Navigating Bitumen for a Successful Glue Down Vinyl Installation – When Parquet Flooring’s Past Haunts the Present
Bitumen. It’s the ghost of floor installations past—especially in older South African homes with a legacy of parquet flooring, known locally as ‘blokkies’ flooring. At Floor Mechanics, we recently tackled a prime example of how this outdated adhesive method can derail even the best-laid renovation plans without the right expertise.
The Surprise Below: Residual Bitumen from Old Parquet Flooring
Our team was contracted for a full-home floor installation of luxury vinyl planks (LVP), using a glue down vinyl method. The existing 1980s carpet was to be removed, and the substrate prepped for the new finish.
Once the carpet was lifted, we discovered extensive bitumen contamination throughout the substrate. This black, oily residue was the remnant of a previous parquet flooring installation—most likely Zimbabwean Teak tiles—glued down decades ago using bitumen, a common practice in the Western Cape.
Bitumen was once prized for its strength and durability as an adhesive. But in today’s flooring world, it’s a major headache, especially given that there are more (better) solutions. Especially when preparing a surface for modern glue down vinyl flooring, bitumen can severely interfere with the bonding of primers, screeds, and adhesives.
The Risk: Why Bitumen is a Problem for Floor Installation
Standard primers and self-leveling screeds don’t adhere well to bitumen-contaminated surfaces. Worse, some installers try shortcuts—chipping at the surface to give new materials something to grip. We’ve seen the aftermath of these shortcuts: delaminated floors, adhesive failures, and expensive repairs.
That’s why knowing how to remove bitumen or how to treat it properly is critical to a successful and lasting floor installation. And if you have a blokkies floor, be prepared to deal with some remedial and extra cost that will most likely be required.
Our Solution: Grinding and Priming for Long-Term Stability
There are two ways you can approach a bitumen issue. The first is to mechanically grind it all off using a scarifier and other such tools. This is intense and time-consuming, yet once done resets the datum and you would proceed with screed prep as usual.
The second option, our preferred approach, is mechanical grinding coupled with a primer. You remove the top layer of bitumen contamination down to the stained but sound topping beneath. You want to get rid of the crumbly residue. If the substrate remains structurally stable, you don’t need to remove the topping entirely.

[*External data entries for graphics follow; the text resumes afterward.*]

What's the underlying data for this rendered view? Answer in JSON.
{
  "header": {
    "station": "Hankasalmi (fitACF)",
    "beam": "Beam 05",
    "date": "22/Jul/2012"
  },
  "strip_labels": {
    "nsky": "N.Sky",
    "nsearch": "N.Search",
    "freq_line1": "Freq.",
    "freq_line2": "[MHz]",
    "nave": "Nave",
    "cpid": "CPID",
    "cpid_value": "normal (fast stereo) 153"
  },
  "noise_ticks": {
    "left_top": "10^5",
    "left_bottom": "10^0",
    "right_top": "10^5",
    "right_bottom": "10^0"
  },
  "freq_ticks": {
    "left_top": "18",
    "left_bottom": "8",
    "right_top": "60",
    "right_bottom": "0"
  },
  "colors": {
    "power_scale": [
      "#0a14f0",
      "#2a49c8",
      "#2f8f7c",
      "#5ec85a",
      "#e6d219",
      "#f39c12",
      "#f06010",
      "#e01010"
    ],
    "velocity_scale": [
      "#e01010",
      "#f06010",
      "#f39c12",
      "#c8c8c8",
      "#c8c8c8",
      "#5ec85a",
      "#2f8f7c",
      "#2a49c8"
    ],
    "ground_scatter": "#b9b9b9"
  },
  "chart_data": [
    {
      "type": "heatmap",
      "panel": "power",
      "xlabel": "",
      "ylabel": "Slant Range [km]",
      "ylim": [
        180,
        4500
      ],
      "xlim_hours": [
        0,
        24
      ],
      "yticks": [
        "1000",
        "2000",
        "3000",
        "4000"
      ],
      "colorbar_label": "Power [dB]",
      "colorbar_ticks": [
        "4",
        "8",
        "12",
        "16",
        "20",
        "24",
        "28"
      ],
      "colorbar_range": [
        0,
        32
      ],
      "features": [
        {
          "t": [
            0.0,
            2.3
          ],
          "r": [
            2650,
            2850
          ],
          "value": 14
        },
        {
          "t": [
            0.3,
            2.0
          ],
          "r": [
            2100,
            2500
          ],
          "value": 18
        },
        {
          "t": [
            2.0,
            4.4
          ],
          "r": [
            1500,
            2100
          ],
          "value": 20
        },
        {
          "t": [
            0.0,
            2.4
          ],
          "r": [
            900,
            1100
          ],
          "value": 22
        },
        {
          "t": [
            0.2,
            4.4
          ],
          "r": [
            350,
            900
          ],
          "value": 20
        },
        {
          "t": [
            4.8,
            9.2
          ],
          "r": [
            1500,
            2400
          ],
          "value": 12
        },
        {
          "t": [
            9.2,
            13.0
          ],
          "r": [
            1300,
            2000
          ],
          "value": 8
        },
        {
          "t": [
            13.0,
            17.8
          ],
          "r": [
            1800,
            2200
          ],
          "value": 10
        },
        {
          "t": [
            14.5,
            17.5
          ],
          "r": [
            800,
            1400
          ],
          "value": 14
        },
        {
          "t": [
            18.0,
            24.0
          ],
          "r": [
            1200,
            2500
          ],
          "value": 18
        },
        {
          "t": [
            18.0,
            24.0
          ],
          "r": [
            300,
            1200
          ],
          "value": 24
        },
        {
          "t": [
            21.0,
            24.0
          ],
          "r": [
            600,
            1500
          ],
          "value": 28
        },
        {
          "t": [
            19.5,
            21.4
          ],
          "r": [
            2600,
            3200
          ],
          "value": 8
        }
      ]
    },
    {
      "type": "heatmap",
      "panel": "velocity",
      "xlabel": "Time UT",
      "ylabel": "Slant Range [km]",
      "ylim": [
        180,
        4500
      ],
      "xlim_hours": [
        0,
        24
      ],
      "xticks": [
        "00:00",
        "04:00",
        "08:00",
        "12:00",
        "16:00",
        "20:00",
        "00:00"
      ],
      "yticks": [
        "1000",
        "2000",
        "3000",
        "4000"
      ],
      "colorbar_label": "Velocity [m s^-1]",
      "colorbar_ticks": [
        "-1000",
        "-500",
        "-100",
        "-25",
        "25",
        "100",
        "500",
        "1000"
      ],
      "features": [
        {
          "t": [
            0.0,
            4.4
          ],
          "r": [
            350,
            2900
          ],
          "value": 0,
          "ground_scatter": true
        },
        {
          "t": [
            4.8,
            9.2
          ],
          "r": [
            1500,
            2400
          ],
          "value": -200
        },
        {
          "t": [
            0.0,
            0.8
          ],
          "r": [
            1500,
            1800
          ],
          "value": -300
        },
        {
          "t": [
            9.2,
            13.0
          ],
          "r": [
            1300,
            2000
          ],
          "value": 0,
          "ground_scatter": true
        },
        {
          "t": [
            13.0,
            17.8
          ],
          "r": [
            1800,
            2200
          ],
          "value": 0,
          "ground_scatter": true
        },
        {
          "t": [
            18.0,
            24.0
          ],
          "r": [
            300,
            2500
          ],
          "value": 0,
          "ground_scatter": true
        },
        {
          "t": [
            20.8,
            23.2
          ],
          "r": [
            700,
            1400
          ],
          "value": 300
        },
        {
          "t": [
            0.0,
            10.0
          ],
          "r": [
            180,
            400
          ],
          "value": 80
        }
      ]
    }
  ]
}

Next, you apply Tal Bitumen Primer—a two-part, hand-troweled product specifically engineered to bond cementitious surfaces contaminated with bitumen. While it adds cost to the preparation phase, it guarantees long-term success for the installation.
Once the primer sets, you finish the floor preparation with a standard self-leveling screed, creating the perfect base for your glue down vinyl planks.
Key Insight: Shortcuts Come Back to Bite
When it comes to parquet flooring and bitumen, the correct approach with the right tools and products will save you time and money down the line. For clients, your flooring investment will last into the future. For installers, your reputation and risk can be protected. Just take a look at the short video clip below on another project recently where a previous vinyl installation was done over bitumen without the right approach, and our client had to pay the price. Check out how that screed has completely delaminated from the bitumen layer!
We see this time and again, so please approach this flooring type well informed and ready to do the right thing.